Five Reasons for Travelers to Walk. “In August 1992, when the dog days were drawing to an end, I set off to walk the county of Suffolk, in the hope of dispelling the emptiness that takes hold of me whenever I have completed a long stint of work,” the author W.G. Sebald once wrote. The result: Sebald’s 1995’s Rings of Saturn, one of the great books of the late-20th Century. It’s a reminder that walking while traveling offers rewards forbidden us when we solely rely on cars and other faster modes of transportation.
- Speed kills. That’s to say it kills the ability to slow down and really see our surroundings. Rather than the rushing blur of the world as seen through the window of a car or train, our surroundings sharpen. When speeding past those surroundings, everything simultaneously approaches in the extremely-near future and vanishes just as quickly into the past. It’s all gone before we know it. Walking allows us time to pause and contemplate whatever catches the eye.
- Time to think. As Nietzsche wrote, “All truly great thoughts are conceived while walking.” Though that’s perhaps an overstatement, it’s true the physical act of walking enhances the imagination. It’s easier to see beyond our usual assumptions with fresh air and unfamiliar sights. The mind, too, relaxes and breathes. A long walk in new surroundings eventually unleashes new insights. Later, it’s often the case that longtime problems have seemingly worked themselves out not by our thinking about them but simply by walking with all senses fully engaged in the moment.

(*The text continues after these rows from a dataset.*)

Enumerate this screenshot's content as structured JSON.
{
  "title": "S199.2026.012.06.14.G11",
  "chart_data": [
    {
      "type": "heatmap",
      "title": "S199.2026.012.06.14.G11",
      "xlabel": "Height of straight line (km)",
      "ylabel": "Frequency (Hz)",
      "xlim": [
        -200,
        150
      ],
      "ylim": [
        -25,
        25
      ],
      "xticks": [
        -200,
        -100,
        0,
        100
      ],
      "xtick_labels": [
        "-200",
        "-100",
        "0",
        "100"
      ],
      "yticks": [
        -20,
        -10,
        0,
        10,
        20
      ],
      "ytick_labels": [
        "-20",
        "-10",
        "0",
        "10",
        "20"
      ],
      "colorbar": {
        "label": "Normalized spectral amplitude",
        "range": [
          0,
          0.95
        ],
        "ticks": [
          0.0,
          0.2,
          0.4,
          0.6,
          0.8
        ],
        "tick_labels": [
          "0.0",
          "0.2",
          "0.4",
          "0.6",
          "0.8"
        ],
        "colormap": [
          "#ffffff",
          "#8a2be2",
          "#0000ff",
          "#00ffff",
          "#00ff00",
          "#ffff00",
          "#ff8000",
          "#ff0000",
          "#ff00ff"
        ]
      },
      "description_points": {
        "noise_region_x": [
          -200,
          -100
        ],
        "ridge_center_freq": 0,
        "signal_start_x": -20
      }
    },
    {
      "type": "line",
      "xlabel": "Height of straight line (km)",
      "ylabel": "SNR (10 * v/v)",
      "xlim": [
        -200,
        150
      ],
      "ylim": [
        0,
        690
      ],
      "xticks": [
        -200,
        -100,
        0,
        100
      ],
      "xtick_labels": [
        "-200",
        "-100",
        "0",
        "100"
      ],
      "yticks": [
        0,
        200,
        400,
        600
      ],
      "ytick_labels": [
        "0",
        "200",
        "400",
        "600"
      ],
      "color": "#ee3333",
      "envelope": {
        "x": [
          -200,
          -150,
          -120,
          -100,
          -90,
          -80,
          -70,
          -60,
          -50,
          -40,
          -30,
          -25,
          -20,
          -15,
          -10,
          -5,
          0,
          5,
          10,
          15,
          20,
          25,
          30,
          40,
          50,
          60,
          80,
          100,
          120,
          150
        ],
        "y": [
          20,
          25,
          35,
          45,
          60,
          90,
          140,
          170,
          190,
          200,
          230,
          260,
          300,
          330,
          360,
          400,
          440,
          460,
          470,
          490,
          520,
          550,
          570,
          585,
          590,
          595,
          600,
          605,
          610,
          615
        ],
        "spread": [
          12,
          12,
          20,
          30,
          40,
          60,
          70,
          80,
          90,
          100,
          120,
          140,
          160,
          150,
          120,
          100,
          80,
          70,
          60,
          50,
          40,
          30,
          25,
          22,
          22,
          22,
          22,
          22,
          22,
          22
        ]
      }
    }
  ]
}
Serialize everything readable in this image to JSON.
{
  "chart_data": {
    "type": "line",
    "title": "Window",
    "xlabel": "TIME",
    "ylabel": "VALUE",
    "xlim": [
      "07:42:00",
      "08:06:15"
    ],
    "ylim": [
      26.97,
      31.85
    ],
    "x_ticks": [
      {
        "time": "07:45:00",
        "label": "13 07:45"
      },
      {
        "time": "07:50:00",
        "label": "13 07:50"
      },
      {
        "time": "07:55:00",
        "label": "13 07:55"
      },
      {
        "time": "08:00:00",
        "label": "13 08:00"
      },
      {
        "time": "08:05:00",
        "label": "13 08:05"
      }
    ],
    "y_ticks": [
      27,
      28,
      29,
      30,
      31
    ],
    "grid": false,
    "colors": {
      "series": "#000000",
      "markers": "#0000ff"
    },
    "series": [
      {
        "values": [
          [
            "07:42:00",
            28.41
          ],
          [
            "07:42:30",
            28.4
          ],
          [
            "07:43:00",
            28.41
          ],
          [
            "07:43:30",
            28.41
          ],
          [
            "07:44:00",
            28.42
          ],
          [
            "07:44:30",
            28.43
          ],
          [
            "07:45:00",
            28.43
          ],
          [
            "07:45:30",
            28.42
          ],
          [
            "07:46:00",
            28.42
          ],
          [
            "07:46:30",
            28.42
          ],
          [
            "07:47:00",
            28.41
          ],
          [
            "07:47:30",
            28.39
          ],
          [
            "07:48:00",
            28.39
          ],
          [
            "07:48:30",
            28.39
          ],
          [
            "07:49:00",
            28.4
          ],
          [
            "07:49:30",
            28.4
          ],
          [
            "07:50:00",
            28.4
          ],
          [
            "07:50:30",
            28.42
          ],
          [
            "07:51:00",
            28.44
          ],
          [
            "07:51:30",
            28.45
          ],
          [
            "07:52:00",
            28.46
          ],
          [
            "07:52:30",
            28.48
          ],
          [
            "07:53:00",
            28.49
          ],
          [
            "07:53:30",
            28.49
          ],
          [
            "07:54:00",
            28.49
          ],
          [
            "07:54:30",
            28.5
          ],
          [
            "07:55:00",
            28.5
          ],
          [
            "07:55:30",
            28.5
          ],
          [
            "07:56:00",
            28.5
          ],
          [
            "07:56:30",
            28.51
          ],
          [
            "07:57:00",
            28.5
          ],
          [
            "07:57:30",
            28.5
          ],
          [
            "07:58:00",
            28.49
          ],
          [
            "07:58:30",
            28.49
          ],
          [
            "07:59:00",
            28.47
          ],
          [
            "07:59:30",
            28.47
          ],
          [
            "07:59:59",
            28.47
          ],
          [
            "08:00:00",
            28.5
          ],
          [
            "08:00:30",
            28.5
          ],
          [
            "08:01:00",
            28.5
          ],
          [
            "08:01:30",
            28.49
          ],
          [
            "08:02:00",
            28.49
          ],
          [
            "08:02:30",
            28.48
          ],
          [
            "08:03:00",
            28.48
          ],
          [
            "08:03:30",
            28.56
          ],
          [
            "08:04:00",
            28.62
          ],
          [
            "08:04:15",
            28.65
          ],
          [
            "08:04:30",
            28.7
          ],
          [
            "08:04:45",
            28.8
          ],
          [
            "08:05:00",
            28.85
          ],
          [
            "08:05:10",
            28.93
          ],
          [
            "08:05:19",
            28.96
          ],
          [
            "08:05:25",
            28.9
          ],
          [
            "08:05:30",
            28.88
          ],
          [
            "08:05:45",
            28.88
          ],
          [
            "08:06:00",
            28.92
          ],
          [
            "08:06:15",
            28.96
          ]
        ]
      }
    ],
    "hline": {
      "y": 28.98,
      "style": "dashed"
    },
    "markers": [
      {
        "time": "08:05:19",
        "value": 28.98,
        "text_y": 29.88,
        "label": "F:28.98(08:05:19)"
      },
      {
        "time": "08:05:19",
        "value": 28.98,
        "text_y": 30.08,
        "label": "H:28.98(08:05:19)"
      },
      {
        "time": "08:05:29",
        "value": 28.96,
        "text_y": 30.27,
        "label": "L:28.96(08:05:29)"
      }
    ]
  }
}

- Time out of time. “I like long walks, especially when they are taken by people who annoy me,” said Noël Coward. The reverse, too, is true. Sometimes we need a break from others. There’s no better way to make the most of solitude than a solitary walk. It puts us in touch with ourselves but – because we’re moving – less prone to decorum and others’ expectations.
- No expectations. It’s best if we walk without goals beyond the walk itself. Charlotte Eriksson writes, “Don’t try to make use of it, because you can’t. And that’s the point. Just walk, see, sit down if you like. And be. Just be, whatever you are with whatever you have, and realize that that is enough to be happy.” Despite all the benefits of walking mentioned above, we do best to forget them when we set out for a walk. We need only walk. The rest will take care of itself…and us.
- Wandering. Sometimes, we need to get lost on purpose…and without purpose…leaving our maps, travel guides and cell phone apps behind. By doing so, we nearly guarantee we’ll find ourselves in a place we otherwise would have never seen. We come to know a city better if we avoid visiting only tourist attractions and locations mentioned on top ten lists. We’re likely to head somewhere a local might go. What was hidden reveals itself. The same applies to ourselves.
In a world of instant information, instant everything, we need more slow motion. Walking provides the cure to our ever-shrinking attention spans. We need time to pay attention…and it doesn’t cost a dime.